She tunes back in to the monologue her Friday night regular has been indulging in while she’s rubbed her knees raw on the cold floor.
“There’s no sense to it. Oh Jesus, that feels good.”
She tongues the head of his cock as she cups his balls, massaging the soft skin with a practiced hand. She draws his cock into her mouth until it fills her throat, and only familiarity prevents her from gagging.
“Don’t stop,” he groans as she pulls him in deeper. He rocks his hips, thrusting into her as her teeth graze his cock, as her right hand traces her tongue up the length of his shaft.

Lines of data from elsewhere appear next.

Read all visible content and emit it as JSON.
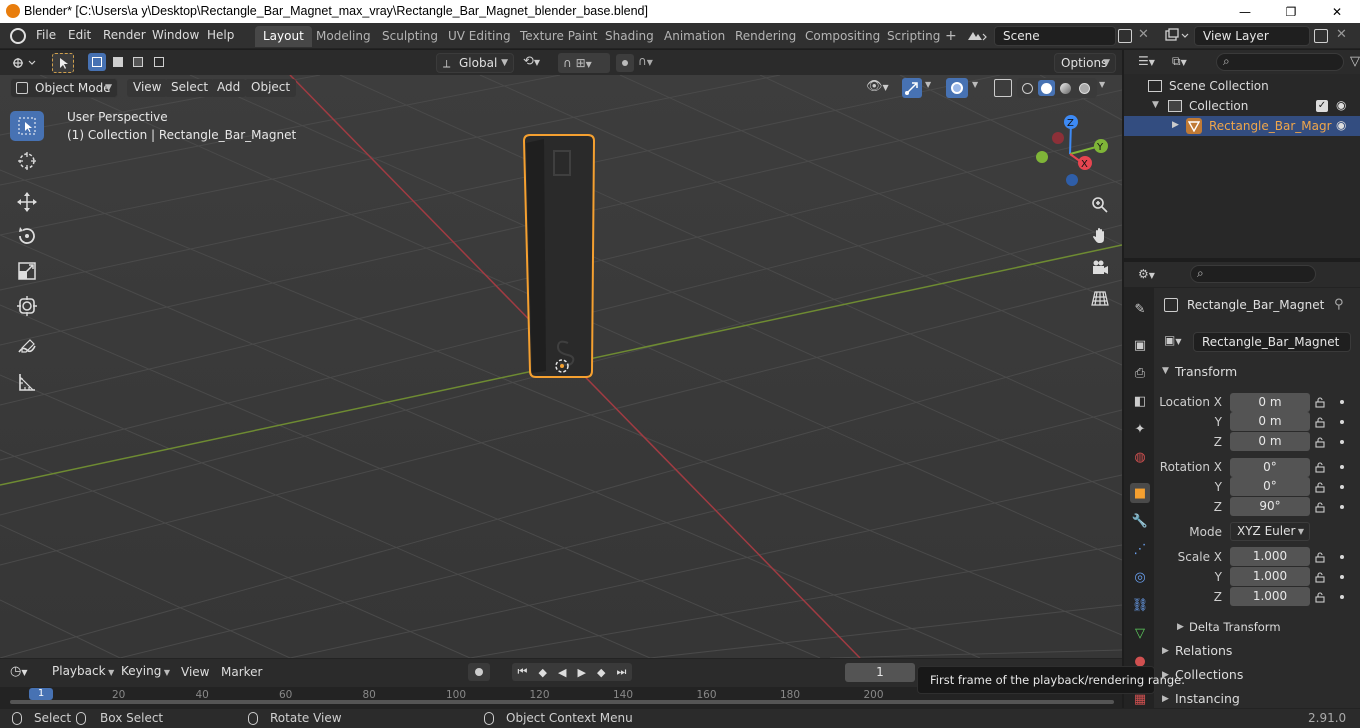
{
  "window": {
    "title": "Blender* [C:\\Users\\a y\\Desktop\\Rectangle_Bar_Magnet_max_vray\\Rectangle_Bar_Magnet_blender_base.blend]",
    "minimize": "—",
    "maximize": "❐",
    "close": "✕"
  },
  "menu": [
    "File",
    "Edit",
    "Render",
    "Window",
    "Help"
  ],
  "workspaces": [
    "Layout",
    "Modeling",
    "Sculpting",
    "UV Editing",
    "Texture Paint",
    "Shading",
    "Animation",
    "Rendering",
    "Compositing",
    "Scripting"
  ],
  "active_workspace": "Layout",
  "scene": {
    "name": "Scene"
  },
  "view_layer": {
    "name": "View Layer"
  },
  "toolbar": {
    "transform_orientation": "Global",
    "options": "Options"
  },
  "viewport_header": {
    "mode": "Object Mode",
    "view": "View",
    "select": "Select",
    "add": "Add",
    "object": "Object"
  },
  "viewport": {
    "perspective": "User Perspective",
    "collection_info": "(1) Collection | Rectangle_Bar_Magnet",
    "gizmo": {
      "x": "X",
      "y": "Y",
      "z": "Z"
    }
  },
  "outliner": {
    "scene_collection": "Scene Collection",
    "collection": "Collection",
    "object": "Rectangle_Bar_Magr"
  },
  "properties": {
    "object_name": "Rectangle_Bar_Magnet",
    "datablock_name": "Rectangle_Bar_Magnet",
    "transform_label": "Transform",
    "location_label": "Location X",
    "rotation_label": "Rotation X",
    "scale_label": "Scale X",
    "axis_y": "Y",
    "axis_z": "Z",
    "location": [
      "0 m",
      "0 m",
      "0 m"
    ],
    "rotation": [
      "0°",
      "0°",
      "90°"
    ],
    "mode_label": "Mode",
    "mode_value": "XYZ Euler",
    "scale": [
      "1.000",
      "1.000",
      "1.000"
    ],
    "delta_transform": "Delta Transform",
    "relations": "Relations",
    "collections": "Collections",
    "instancing": "Instancing"
  },
  "timeline": {
    "playback": "Playback",
    "keying": "Keying",
    "view": "View",
    "marker": "Marker",
    "current_frame": "1",
    "ruler_ticks": [
      "1",
      "20",
      "40",
      "60",
      "80",
      "100",
      "120",
      "140",
      "160",
      "180",
      "200"
    ],
    "tooltip": "First frame of the playback/rendering range."
  },
  "statusbar": {
    "select": "Select",
    "box_select": "Box Select",
    "rotate_view": "Rotate View",
    "context_menu": "Object Context Menu",
    "version": "2.91.0"
  },
  "colors": {
    "accent_blue": "#4772b3",
    "selection_orange": "#f5a030",
    "x_axis": "#e64550",
    "y_axis": "#7fb538",
    "z_axis": "#3d8af5"
  }
}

Of all her clients (she uses the word loosely) he is the one she is most fond of. Every Friday, regular as clockwork, he meets her in The Ten Bells, housed on a corner in Whitechapel. He buys her jellied eels and a half of stout, and treats her like a woman instead of a receptacle for semen and saliva. It’s almost a pleasure, taking him in her mouth and bringing him to orgasm, though not so much that she won’t charge for it.

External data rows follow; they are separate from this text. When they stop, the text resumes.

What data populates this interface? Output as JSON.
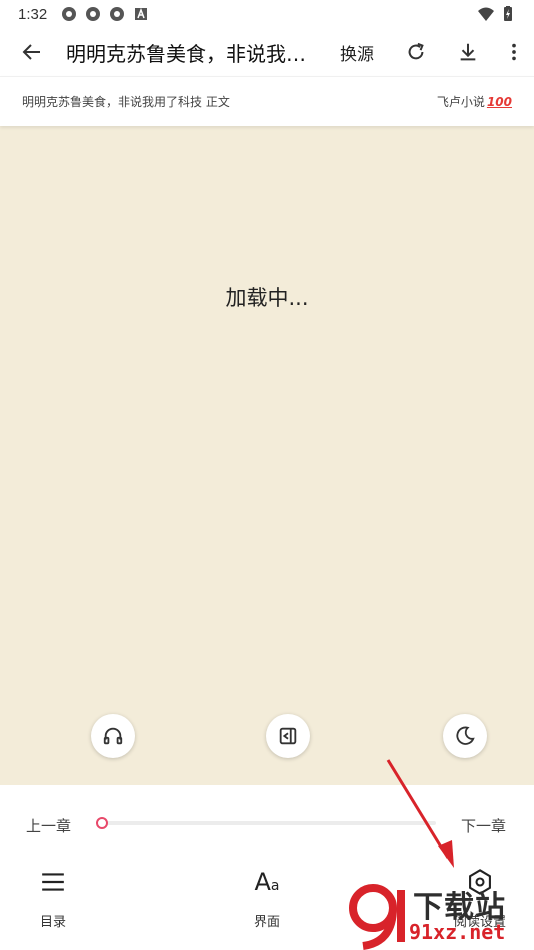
{
  "status_bar": {
    "time": "1:32",
    "left_icons": [
      "aperture-icon",
      "aperture-icon",
      "aperture-icon",
      "a-box-icon"
    ],
    "right_icons": [
      "wifi-icon",
      "battery-icon"
    ]
  },
  "app_bar": {
    "title": "明明克苏鲁美食，非说我用了科技",
    "change_source_label": "换源"
  },
  "sub_header": {
    "chapter_info": "明明克苏鲁美食，非说我用了科技 正文",
    "source_name": "飞卢小说",
    "source_emoji": "100"
  },
  "reader": {
    "loading_text": "加载中..."
  },
  "fabs": {
    "listen_icon": "headphones-icon",
    "auto_page_icon": "auto-page-icon",
    "night_icon": "moon-icon"
  },
  "bottom_panel": {
    "prev_chapter": "上一章",
    "next_chapter": "下一章",
    "progress": 0,
    "nav": {
      "toc_label": "目录",
      "ui_label": "界面",
      "settings_label": "阅读设置"
    }
  },
  "watermark": {
    "top": "下载站",
    "bottom": "91xz.net"
  },
  "colors": {
    "reader_bg": "#f3ecd9",
    "accent": "#e8496a",
    "arrow": "#d8232a"
  }
}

He quickens the pace, rocking into her mouth, and she feels herself becoming wet. It’s his voice, she thinks, that husky monotone, that indescribable intensity. She imagines his lips on her neck, his fingers teasing her nipples as his cock slides in and out of her tight cunt.
The fingers of the hand that has been massaging his balls find their way to her thigh. She feels how wet and hot she is through the underwear that chafes against her clit as she rocks with him, knees on the hard floor. She is sure he is aware of what she is doing, of what she does every Friday when his breath hitches in the back of his throat and she tastes the salt of him.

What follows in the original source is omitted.